Comment ce type d’installation de land art peut-il contribuer au débat autour de la protection de l’environnement et du changement climatique d’une manière que d’autres contextes ne permettent pas ?
Nous ne voulons pas instrumentaliser le changement climatique pour faire parler des œuvres d’art dont nous sommes propriétaires. Mais parce que nous avons été propriétaires d’un grand nombre de sites artistiques et de ces œuvres de land art, nous comprenons la nécessité d’être soucieux d’un environnement qui change. Spiral Jetty et Sun Tunnels attirent des visiteurs vers des espaces extraordinaires. Ces œuvres permettent aux visiteurs de prendre conscience qu’ils font partie d’un environnement et qu’ils admirent une œuvre d’art au sein d’un paysage. Les visiteurs veulent protéger ce paysage. Nous réfléchissons à la façon la plus responsable de contribuer à une conversation sur l’environnement en nous basant sur notre rôle en tant qu’intendant de ces sites sur les quatre ou cinq décennies à venir.

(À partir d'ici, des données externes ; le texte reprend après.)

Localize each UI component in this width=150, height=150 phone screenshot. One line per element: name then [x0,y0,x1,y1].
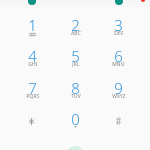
button[interactable]: 7 [11,78,54,109]
staticText: 9 [114,78,123,98]
staticText: 6 [114,46,123,66]
staticText: 7 [28,78,37,98]
staticText: 2 [71,15,80,35]
staticText: + [74,124,77,131]
button[interactable]: star [11,109,54,140]
staticText: JKL [72,61,80,68]
button[interactable]: 5 [54,46,97,77]
button[interactable]: 9 [97,78,140,109]
button[interactable]: Contacts [115,0,123,5]
button[interactable]: 2 [54,15,97,46]
staticText: DEF [114,30,124,37]
staticText: 5 [71,46,80,66]
staticText: WXYZ [112,93,126,100]
button[interactable]: 8 [54,78,97,109]
button[interactable]: 4 [11,46,54,77]
button[interactable]: pound [97,109,140,140]
staticText: 8 [71,78,80,98]
button[interactable]: 3 [97,15,140,46]
staticText: 0 [71,109,80,129]
staticText: MNO [112,61,125,68]
staticText: 3 [114,15,123,35]
button[interactable]: 0 [54,109,97,140]
button[interactable]: 6 [97,46,140,77]
staticText: ABC [71,30,81,37]
staticText: TUV [71,93,81,100]
button[interactable]: Speed dial [28,0,36,5]
button[interactable]: Call [65,146,85,150]
staticText: GHI [28,61,38,68]
staticText: PQRS [26,93,40,100]
staticText: 1 [28,15,37,35]
button[interactable]: 1 voicemail [11,15,54,46]
staticText: 4 [28,46,37,66]
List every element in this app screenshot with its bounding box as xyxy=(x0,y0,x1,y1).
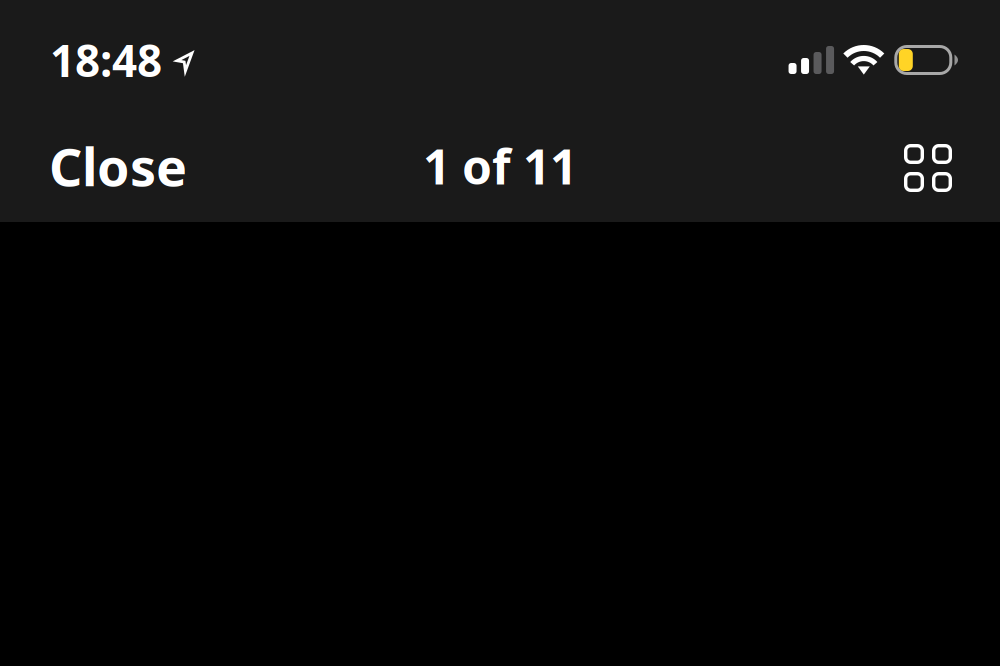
button[interactable]: Close xyxy=(39,120,197,213)
button[interactable]: Show thumbnail grid xyxy=(892,130,964,202)
staticText: 1 of 11 xyxy=(423,134,577,198)
staticText: 18:48 xyxy=(50,31,162,89)
staticText: Close xyxy=(49,132,187,201)
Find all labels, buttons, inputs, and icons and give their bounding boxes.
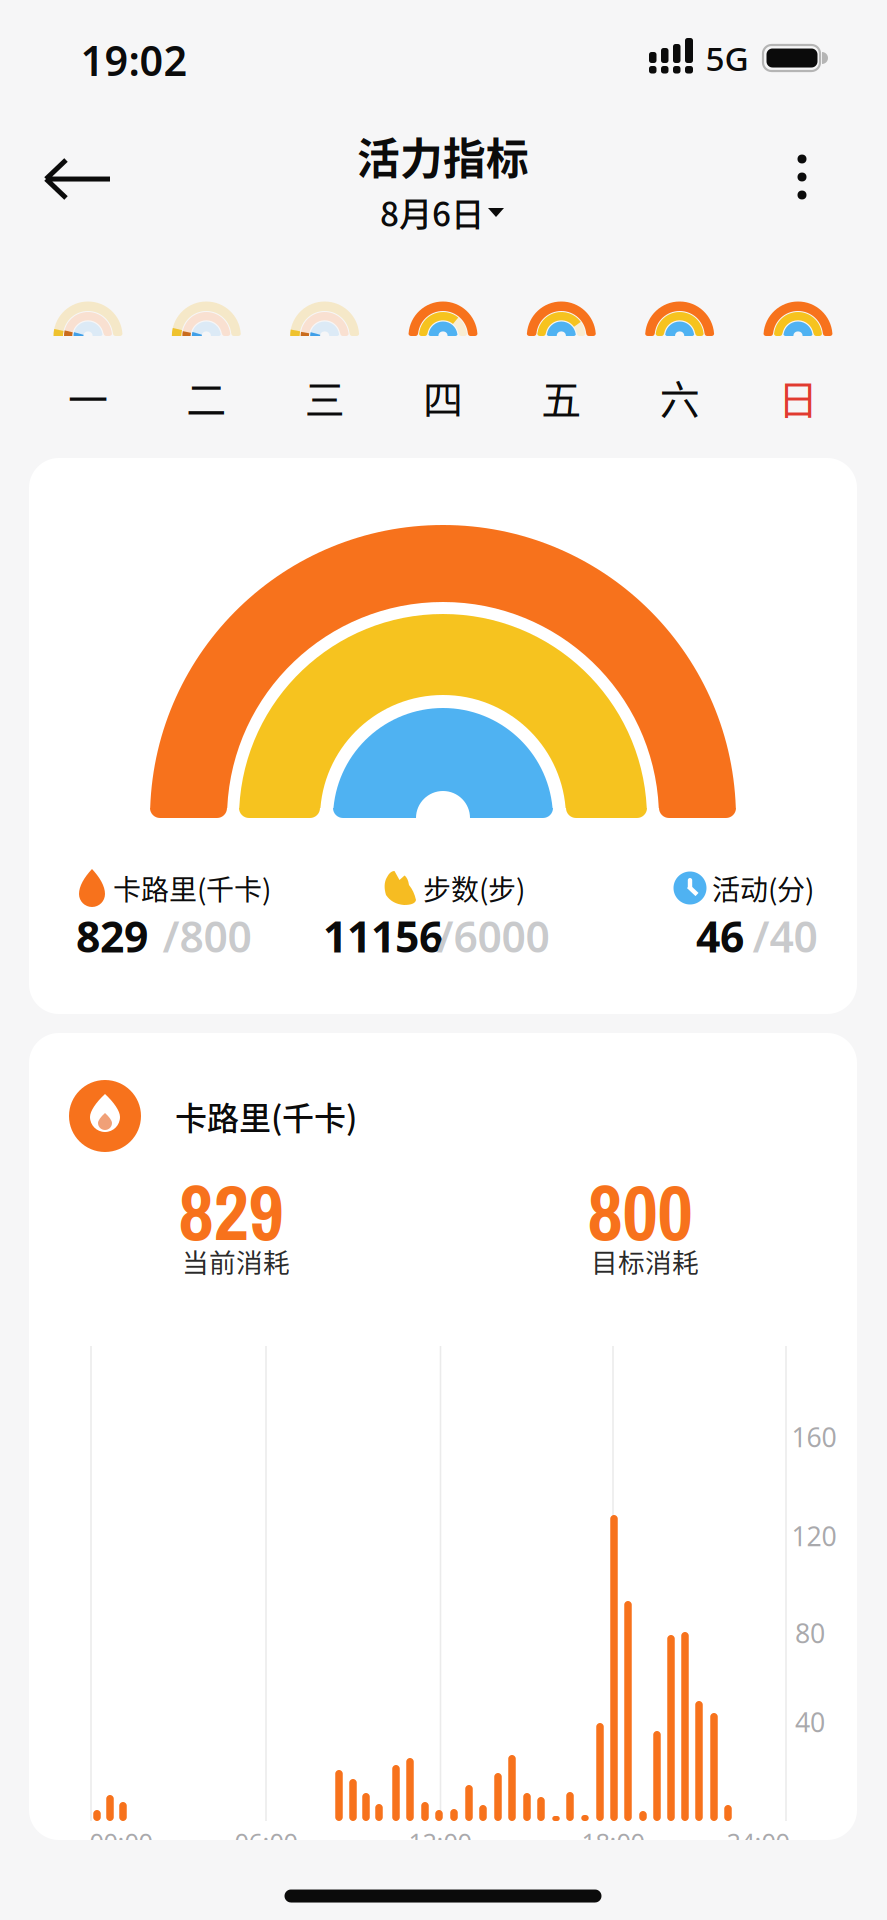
- staticText: 日: [778, 368, 818, 426]
- staticText: 当前消耗: [182, 1242, 290, 1280]
- button[interactable]: [32, 148, 124, 210]
- staticText: 步数(步): [423, 868, 525, 908]
- staticText: 活动(分): [712, 868, 814, 908]
- button[interactable]: 五: [502, 290, 620, 430]
- staticText: 五: [541, 368, 581, 426]
- staticText: 120: [792, 1518, 836, 1554]
- button[interactable]: 8月6日: [368, 190, 518, 234]
- button[interactable]: 日: [739, 290, 857, 430]
- staticText: 12:00: [408, 1825, 472, 1859]
- staticText: 卡路里(千卡): [175, 1093, 357, 1139]
- staticText: 六: [660, 368, 700, 426]
- staticText: 活力指标: [357, 125, 529, 187]
- staticText: 四: [423, 368, 463, 426]
- staticText: 二: [186, 368, 226, 426]
- staticText: 800: [588, 1160, 692, 1264]
- staticText: 8月6日: [380, 188, 484, 236]
- staticText: 160: [792, 1419, 836, 1455]
- staticText: 00:00: [90, 1825, 152, 1859]
- staticText: 06:00: [234, 1825, 298, 1859]
- staticText: 46: [696, 908, 744, 964]
- staticText: 一: [68, 368, 108, 426]
- staticText: 24:00: [726, 1825, 790, 1859]
- staticText: 19:02: [80, 33, 188, 88]
- button[interactable]: 一: [29, 290, 147, 430]
- button[interactable]: 三: [266, 290, 384, 430]
- staticText: /800: [162, 908, 252, 964]
- staticText: 829: [76, 908, 148, 964]
- button[interactable]: [780, 149, 824, 205]
- staticText: /6000: [436, 908, 550, 964]
- staticText: 40: [795, 1704, 825, 1740]
- staticText: 目标消耗: [591, 1242, 699, 1280]
- button[interactable]: 六: [621, 290, 739, 430]
- staticText: 11156: [323, 908, 443, 964]
- staticText: 829: [178, 1160, 284, 1264]
- staticText: 18:00: [582, 1825, 644, 1859]
- button[interactable]: 四: [384, 290, 502, 430]
- staticText: 80: [795, 1615, 825, 1651]
- button[interactable]: 二: [147, 290, 265, 430]
- staticText: 5G: [706, 36, 748, 80]
- staticText: 卡路里(千卡): [113, 868, 271, 908]
- staticText: /40: [752, 908, 818, 964]
- staticText: 三: [305, 368, 345, 426]
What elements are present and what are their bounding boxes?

Parmi les évènements que nous organisons autour de Sun Tunnels, nous proposons un symposium au mois de février. En plus de trois historiens d’art, nous avons invité un astronome qui parlera des structures mésolithiques qui suivent les changements des astres, un architecte qui travaille sur le design écologique, et un géologue spécialisé dans la région de Bonneville qui parlera des changements géologiques et expliquera pourquoi l’histoire du site et si importante pour Sun Tunnels. Nous espérons que cela fournira un contexte plus large pour Sun Tunnels en tant qu’œuvre de land art et permettra une réflexion quant à la relation de Holt à la terre et à la façon dont nous pouvons observer cette œuvre fantastique au sein de cet environnement. Cela s’inscrit dans notre approche de la conversation sur le développement durable et la protection de l’environnement sur tous nos sites de land art. Parallèlement à la science du changement climatique, nous voulons révéler les différentes façons—géologiques, astronomiques, architecturales—dont une structure agit sur un site et lui répond. C’est une approche qui peut sembler subtile, mais je pense que c’est vraiment important—il ne suffit pas de dire «  Elle a pensé à cet environnement, elle a choisi le site pour ces attributs-là », mais il s’agit de véritablement comprendre ce que sont ces attributs et leur importance, pas seulement pour cette œuvre d’art, mais pour l’histoire de la région, et par là-même de saisir l’importance, pour les américains et pour le reste du monde, de cette région et de cette histoire.